Снова хроника: жуткий район какого-то города, черные проститутки, наркоманы.
Диктор: «Она разыскивалась Фи-би-ай. Была связана с «Черными пантерами». Против них был Ку-клукс-клан…»
Рыбья морда зачитывает характеристику на Джо-Энн.
Адвокатесса: «В сверхсекретной федеральной лечебнице проводятся эксперименты. Моя подзащитная сообщила мне, что просыпается оттого, что с ней что-то делают. С другими тоже».
«Бигуди! – вспомнила Ирина. – Ведь я несколько раз просыпалась оттого, что мне мешали бигуди, которых не было. А наутро ничего не помнила, только ощущение бигуди и бесконечной усталости…»
А на экране шли кадры высадки американцев в Гайяне.
Кейт, молодая, с высокими нежными скулами, мастерски накрашенным крупным ртом, в блузке цвета хаки, дает интервью.
– Они убивали всех: мужчин, женщин и детей. Я пуэрториканка и участвовала в пуэрториканском движении «We shall overcome». В Вашингтоне есть такие районы, где живут люди, у которых нет имени. Не только ничего нет, но даже имени.

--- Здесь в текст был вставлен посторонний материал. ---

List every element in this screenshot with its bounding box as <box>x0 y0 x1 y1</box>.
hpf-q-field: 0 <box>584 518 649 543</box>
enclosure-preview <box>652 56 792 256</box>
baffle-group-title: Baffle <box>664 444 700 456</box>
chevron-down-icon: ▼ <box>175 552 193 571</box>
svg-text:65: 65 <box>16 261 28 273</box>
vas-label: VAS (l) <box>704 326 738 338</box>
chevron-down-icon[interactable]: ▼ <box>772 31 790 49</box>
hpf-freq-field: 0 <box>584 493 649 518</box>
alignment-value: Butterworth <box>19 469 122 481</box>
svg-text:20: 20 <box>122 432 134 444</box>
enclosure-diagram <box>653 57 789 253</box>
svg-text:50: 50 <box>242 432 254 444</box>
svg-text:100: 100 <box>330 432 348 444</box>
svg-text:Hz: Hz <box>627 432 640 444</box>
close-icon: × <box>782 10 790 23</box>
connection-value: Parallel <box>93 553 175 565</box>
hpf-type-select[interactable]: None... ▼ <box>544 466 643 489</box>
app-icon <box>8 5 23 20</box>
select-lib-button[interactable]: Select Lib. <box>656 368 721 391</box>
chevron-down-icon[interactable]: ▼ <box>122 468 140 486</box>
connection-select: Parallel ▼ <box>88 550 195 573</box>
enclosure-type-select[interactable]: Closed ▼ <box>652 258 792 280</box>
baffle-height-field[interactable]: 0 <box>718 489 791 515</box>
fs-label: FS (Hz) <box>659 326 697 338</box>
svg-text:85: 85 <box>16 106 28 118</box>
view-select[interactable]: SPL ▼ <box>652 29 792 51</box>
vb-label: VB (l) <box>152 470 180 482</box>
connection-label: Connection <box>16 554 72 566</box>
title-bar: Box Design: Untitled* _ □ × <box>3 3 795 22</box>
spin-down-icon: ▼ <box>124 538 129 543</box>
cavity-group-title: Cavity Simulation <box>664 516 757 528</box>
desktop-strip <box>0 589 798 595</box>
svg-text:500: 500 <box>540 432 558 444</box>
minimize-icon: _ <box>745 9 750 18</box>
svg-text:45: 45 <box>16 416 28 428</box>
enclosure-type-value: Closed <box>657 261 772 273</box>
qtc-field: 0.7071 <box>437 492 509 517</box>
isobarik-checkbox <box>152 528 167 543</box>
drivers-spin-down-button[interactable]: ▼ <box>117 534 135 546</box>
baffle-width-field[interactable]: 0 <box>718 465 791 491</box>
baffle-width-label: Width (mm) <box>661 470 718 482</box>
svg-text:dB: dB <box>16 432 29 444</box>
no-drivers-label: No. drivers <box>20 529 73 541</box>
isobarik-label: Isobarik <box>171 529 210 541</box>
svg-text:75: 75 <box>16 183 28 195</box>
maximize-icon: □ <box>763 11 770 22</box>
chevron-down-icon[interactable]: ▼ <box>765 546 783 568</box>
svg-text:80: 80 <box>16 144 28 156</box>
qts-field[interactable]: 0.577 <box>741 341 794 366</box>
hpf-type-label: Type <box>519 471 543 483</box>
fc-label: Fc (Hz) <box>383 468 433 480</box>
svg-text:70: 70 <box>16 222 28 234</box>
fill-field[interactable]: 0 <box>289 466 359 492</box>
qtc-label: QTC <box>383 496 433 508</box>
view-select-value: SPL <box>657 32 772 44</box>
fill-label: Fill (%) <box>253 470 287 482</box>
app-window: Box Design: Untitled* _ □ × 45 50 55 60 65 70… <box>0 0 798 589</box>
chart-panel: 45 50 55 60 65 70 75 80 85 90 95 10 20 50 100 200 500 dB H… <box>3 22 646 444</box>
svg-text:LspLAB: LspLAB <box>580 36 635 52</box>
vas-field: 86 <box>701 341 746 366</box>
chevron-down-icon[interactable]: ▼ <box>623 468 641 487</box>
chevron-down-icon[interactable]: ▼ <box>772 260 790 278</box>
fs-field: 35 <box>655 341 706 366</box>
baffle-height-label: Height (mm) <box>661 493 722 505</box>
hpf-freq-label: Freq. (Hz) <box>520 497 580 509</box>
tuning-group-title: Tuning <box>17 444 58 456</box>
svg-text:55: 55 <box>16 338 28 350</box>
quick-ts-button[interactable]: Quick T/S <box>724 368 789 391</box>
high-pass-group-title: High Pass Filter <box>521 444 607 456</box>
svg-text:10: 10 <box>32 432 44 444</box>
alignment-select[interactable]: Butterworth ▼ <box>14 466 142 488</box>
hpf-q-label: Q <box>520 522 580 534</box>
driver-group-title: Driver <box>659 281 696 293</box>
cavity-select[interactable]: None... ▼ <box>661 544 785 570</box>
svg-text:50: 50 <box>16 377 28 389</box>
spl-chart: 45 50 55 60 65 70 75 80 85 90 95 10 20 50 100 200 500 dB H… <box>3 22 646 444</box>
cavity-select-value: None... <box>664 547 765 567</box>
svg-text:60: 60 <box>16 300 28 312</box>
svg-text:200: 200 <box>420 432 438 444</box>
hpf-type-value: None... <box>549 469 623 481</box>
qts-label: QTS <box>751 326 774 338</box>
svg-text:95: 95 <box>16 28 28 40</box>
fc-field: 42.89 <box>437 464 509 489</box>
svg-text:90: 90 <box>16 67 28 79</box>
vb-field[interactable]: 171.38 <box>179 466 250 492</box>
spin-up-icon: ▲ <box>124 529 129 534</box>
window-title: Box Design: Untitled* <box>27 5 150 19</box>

И снова кадры хроники, теперь уже студенческие волнения в кампусах.
«Девять тысяч студентов», – сообщила диктор.
А с экрана смотрела широко расставленными светлыми глазами молодая Симона. Фотографии. Вот она с детьми, вот, щурясь от солнца, смеется. Волосы цвета меда.
Диктор: «Она принимала участие в движении против войны во Вьетнаме, за права человека. Была связана с «Красными бригадами», арестована по подозрению в шпионаже итальянской полицией. В тюрьме у нее забрали итальянский паспорт и выслали в США, где она приняла участие в конгрессе «Черных пантер».
Шли кадры конгресса, где все участники были одеты под Че Гевару, потом демонстрация перед министерством юстиции, плакаты в защиту Симоны, Джо-Энн и Кейт.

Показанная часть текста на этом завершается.